The problem is that textFile() reads some text data and return a distributed collection of strings, each of which corresponds to a line of the text file. Therefore later in the program partition[, -1] fails. The program's real intent seems to be treating points as a distributed collection of data frames. We are working on providing data frame support in SparkR soon (SPARKR-1).
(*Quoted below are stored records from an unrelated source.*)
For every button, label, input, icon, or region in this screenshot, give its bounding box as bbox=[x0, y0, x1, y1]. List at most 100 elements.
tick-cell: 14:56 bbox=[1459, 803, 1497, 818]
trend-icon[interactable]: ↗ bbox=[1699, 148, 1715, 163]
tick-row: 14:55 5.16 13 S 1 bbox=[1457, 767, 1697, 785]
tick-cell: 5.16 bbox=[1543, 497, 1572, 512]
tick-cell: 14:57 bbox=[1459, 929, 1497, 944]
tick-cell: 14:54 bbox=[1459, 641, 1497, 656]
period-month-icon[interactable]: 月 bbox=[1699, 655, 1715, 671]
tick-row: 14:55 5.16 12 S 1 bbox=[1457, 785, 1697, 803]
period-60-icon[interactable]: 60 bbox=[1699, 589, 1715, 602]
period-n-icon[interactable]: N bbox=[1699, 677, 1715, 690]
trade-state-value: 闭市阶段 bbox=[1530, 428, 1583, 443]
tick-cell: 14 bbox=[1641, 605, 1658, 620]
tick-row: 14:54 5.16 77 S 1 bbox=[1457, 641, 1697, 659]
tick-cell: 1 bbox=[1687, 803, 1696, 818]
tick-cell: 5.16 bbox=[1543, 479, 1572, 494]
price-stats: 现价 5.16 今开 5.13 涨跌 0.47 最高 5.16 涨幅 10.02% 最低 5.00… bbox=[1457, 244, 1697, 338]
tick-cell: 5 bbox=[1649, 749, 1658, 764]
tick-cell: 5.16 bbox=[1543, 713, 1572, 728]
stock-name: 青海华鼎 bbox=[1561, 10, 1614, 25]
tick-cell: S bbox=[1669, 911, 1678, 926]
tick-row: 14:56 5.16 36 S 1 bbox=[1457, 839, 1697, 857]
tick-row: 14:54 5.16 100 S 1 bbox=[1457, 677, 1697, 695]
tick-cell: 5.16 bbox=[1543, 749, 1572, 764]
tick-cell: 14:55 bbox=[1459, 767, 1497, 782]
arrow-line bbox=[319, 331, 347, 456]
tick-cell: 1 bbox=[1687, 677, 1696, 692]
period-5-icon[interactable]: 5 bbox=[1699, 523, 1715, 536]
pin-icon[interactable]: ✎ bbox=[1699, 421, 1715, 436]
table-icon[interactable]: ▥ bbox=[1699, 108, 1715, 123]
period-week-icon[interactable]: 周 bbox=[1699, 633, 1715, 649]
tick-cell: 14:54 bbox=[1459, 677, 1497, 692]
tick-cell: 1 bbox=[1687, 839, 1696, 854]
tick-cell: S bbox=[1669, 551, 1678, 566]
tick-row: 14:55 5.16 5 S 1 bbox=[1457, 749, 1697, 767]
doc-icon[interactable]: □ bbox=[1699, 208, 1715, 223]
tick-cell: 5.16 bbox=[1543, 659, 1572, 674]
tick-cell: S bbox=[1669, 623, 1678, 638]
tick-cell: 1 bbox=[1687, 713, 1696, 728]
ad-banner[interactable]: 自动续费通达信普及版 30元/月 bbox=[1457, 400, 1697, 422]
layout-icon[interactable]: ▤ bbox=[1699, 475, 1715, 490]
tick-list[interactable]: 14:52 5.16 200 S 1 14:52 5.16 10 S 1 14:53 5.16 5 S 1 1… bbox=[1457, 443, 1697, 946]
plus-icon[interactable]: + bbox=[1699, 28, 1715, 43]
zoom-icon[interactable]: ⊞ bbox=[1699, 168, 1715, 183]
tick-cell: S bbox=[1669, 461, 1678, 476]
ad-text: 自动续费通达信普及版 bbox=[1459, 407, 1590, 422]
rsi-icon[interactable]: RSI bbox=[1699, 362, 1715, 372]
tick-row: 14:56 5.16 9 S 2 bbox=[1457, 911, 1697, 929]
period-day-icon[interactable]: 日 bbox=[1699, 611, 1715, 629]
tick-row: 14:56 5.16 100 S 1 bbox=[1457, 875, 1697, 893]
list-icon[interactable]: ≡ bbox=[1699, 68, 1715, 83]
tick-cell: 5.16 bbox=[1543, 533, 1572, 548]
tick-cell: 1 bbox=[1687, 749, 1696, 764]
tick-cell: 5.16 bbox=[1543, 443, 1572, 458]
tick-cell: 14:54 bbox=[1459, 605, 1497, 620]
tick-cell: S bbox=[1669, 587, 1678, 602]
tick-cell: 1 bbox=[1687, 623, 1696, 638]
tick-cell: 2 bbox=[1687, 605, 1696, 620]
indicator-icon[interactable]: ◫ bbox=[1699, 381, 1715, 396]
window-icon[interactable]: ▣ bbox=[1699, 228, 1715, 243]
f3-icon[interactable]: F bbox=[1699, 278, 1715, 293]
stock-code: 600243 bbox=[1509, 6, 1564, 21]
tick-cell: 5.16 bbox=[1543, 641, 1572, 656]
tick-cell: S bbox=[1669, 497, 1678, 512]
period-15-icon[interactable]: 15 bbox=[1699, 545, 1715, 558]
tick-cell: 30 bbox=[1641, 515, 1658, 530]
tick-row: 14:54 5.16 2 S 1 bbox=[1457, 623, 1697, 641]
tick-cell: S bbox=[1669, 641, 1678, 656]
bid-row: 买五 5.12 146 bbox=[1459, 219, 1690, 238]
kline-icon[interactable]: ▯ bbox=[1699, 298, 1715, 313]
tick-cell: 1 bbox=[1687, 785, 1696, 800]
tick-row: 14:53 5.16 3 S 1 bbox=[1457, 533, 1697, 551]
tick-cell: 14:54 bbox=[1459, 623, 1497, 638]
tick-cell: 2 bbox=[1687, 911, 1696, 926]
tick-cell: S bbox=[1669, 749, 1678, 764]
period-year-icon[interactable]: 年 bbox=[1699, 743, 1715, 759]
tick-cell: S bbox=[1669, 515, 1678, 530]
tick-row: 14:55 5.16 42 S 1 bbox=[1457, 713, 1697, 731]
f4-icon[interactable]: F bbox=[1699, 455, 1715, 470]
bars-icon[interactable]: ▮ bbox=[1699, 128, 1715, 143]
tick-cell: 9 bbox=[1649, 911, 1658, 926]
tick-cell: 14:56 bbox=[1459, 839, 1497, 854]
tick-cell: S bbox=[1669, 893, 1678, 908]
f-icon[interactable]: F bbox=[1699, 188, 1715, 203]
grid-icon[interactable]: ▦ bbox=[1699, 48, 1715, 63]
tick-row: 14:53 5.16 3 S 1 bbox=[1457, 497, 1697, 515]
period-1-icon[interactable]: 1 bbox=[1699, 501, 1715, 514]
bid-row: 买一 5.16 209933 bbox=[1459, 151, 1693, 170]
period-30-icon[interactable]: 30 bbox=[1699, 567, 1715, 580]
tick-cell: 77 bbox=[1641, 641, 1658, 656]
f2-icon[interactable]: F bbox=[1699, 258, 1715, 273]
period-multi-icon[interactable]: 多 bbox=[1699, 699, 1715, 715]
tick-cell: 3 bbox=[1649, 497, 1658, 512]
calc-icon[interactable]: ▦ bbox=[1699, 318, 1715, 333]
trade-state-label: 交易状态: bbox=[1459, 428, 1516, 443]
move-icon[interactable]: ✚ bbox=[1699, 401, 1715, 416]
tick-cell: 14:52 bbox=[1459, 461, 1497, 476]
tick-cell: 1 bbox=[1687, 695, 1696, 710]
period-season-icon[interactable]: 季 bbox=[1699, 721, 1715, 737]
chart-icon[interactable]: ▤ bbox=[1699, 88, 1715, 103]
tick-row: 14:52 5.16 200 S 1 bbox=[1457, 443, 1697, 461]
To resolve the issue, simply manipulate your partition using string operations to extract X, Y correctly. Some other ways include (I think you've probably seen this before) producing a different type of distributed collection from the beginning as is done here: examples/logistic_regression.R.